I think it is amazing that we can live such totally different lives (or any combination of the two) and still share the same emotions and desires. I see far too much judgement from the female hard-core survivalist/homesteading community towards the Otherkin. Scoffs and jeers from the wolf pack at the poodles. Truth is we are far more alike than we are different, and neither life is more valid. We both have advantages and disadvantages in the long run. Us wolves are better off in some future scenarios and worse off in others, and since I can't see the future (nor can she) we can only live the best way we know how in this short life. Live in a way that honors who we are and what we know, and if we aren't hurting anyone else we have every right to strut our stuff in the show ring or shine as we sprint after a whitetail. Do what makes you feel pretty, damnit. I used to see us a wild and tame, but now I just see us as canines: just as real and valid but with lives that followed different paths. As one of you readers once told me: There is no reality vs escapism. It's all real. Life is about choices.
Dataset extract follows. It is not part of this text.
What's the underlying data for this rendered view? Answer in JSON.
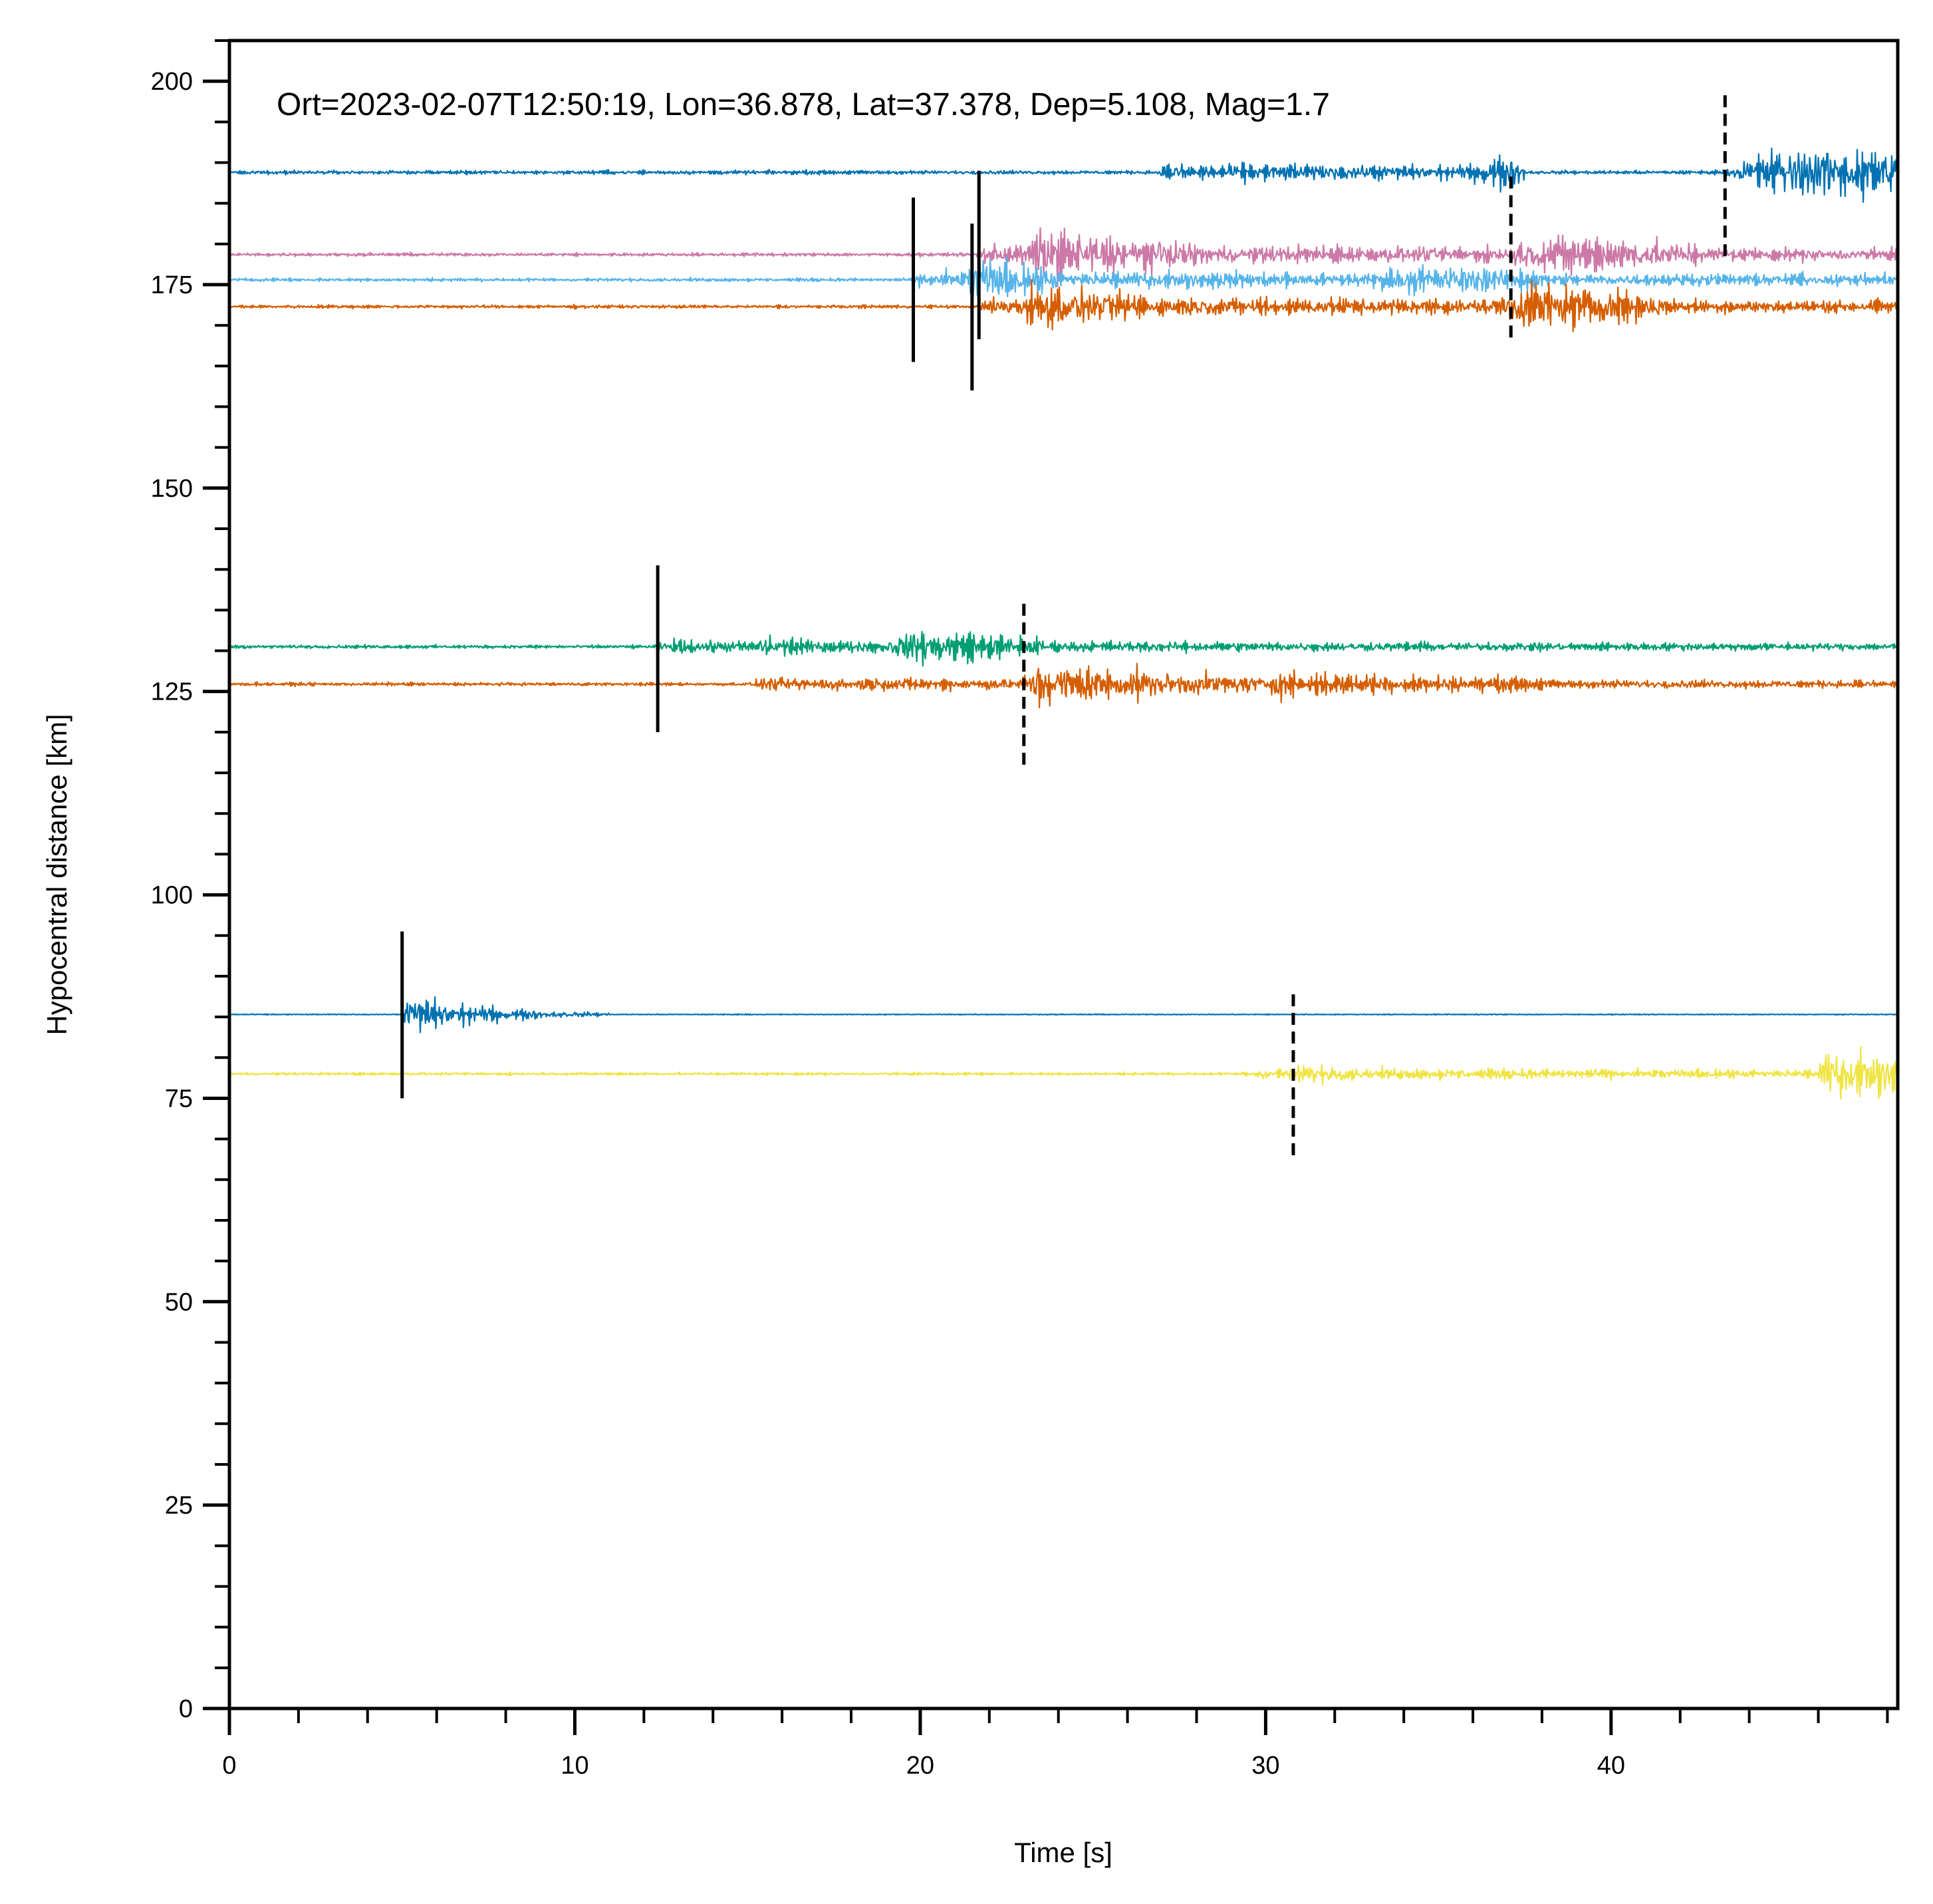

There are things from her world I desire. I bet there are things from mine she does, too. I would love to curl my spine into someone I love under a down blanket. I would love a heated car and the ability to apply winged eyeliner that well (don't judge). Maybe she always dreamed of a horse, or desperately wants a flock of sheep and some chickens? She doesn't have to give up her thermostat to enjoy a wood stove in the kitchen and I don't have to hide my mascara because I know how to wield and axe either. We are who we are, more alike than different. We are both pack animals, hunters by daylight, lovers of warmth and community, wielders of fire and light. I may be a dire wolf and she may be a poodle but we both have sharp teeth and even sharper wits.
We are both, my dear friends, awesome bitches.